The package includes construction of two floors of intensive care unit beds and one floor of medical/surgical beds, as well as all of the various support services that accompany patient care and family support.
The ICU construction at the fifth floor of the Montlake Tower must be built over the occupied neonatal intensive care nursery (NICU) and there are numerous service tie-ins such as plumbing that must penetrate the fifth floor and connect in the ceiling of the occupied fourth-floor NICU.

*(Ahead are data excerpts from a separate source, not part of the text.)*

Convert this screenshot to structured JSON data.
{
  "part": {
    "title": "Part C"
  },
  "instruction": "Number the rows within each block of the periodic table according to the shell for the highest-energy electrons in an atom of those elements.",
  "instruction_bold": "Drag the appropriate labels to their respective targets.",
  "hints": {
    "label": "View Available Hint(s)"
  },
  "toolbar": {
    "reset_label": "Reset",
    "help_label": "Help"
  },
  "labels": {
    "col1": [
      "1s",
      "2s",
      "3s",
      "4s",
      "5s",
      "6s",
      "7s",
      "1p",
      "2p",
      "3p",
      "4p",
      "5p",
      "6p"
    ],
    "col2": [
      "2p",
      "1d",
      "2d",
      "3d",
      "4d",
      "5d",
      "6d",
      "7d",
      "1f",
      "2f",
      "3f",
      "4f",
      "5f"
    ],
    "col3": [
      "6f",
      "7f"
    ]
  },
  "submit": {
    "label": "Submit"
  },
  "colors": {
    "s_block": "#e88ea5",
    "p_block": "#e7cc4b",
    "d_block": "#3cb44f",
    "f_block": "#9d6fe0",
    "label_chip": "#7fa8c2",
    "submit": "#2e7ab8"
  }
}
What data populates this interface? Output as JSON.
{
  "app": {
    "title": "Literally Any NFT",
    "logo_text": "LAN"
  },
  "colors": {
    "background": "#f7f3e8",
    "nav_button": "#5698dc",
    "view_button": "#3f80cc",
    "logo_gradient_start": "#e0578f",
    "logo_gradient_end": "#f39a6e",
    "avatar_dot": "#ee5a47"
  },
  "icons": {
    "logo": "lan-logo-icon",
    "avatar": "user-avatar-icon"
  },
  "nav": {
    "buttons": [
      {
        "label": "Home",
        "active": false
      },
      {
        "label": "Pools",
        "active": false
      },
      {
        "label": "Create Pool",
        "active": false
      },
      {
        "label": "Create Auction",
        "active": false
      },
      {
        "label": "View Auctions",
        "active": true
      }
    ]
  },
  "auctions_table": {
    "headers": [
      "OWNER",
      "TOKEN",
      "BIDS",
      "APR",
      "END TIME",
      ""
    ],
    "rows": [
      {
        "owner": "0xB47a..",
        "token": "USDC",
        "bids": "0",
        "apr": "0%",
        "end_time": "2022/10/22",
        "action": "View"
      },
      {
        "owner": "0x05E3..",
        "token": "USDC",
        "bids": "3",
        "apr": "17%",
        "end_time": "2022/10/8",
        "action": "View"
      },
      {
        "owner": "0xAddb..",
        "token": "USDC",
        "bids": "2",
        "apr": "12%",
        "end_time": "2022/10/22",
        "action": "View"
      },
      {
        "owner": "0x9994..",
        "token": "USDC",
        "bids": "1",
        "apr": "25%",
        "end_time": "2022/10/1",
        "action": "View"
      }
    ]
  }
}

Work in and around the NICU is exceptionally sensitive and must be planned with extreme care. This construction is being planned on a room-by-room basis with numerous sub-phases and very careful management of access for people and materials.
Design package 7
Design work for this package, valued at $25 million, is nearing completion.
This phase includes extensive and delicate renovations at the second-floor spaces of the hospital, where imaging and surgery services are provided. The work will create a centralized prep/hold/recovery space to serve the surgery and diagnostic services.
Construction is exceptionally complex due to its proximity to existing patient care services. Disruption avoidance will be critical, including careful pre-investigation of the many mechanical and electrical services that must be renovated, many of which have not been modified for decades.
Flexibility of construction schedules and redundant task planning will be critical to the project’s success.
Design package 8
While design is still in progress, work of this package includes new radiology services, new patient and visitor waiting spaces, and some additional prep and recovery space for certain diagnostic imaging services.
This $8 million package is the final step in support of the upgraded surgery and patient care upgrades that are the focus of the project.
Overall, the UWMC project is very complex, and collaborative planning from the beginning by all players was vital. The dedicated project team and the university have been crucial in successfully formulating the project plan and execution.
Mark Baughman is a construction executive who focuses on health care for Mortenson Construction, a national general contractor with a local office in Kirkland. The company is focused on alternative project delivery methods and the innovative use of technology.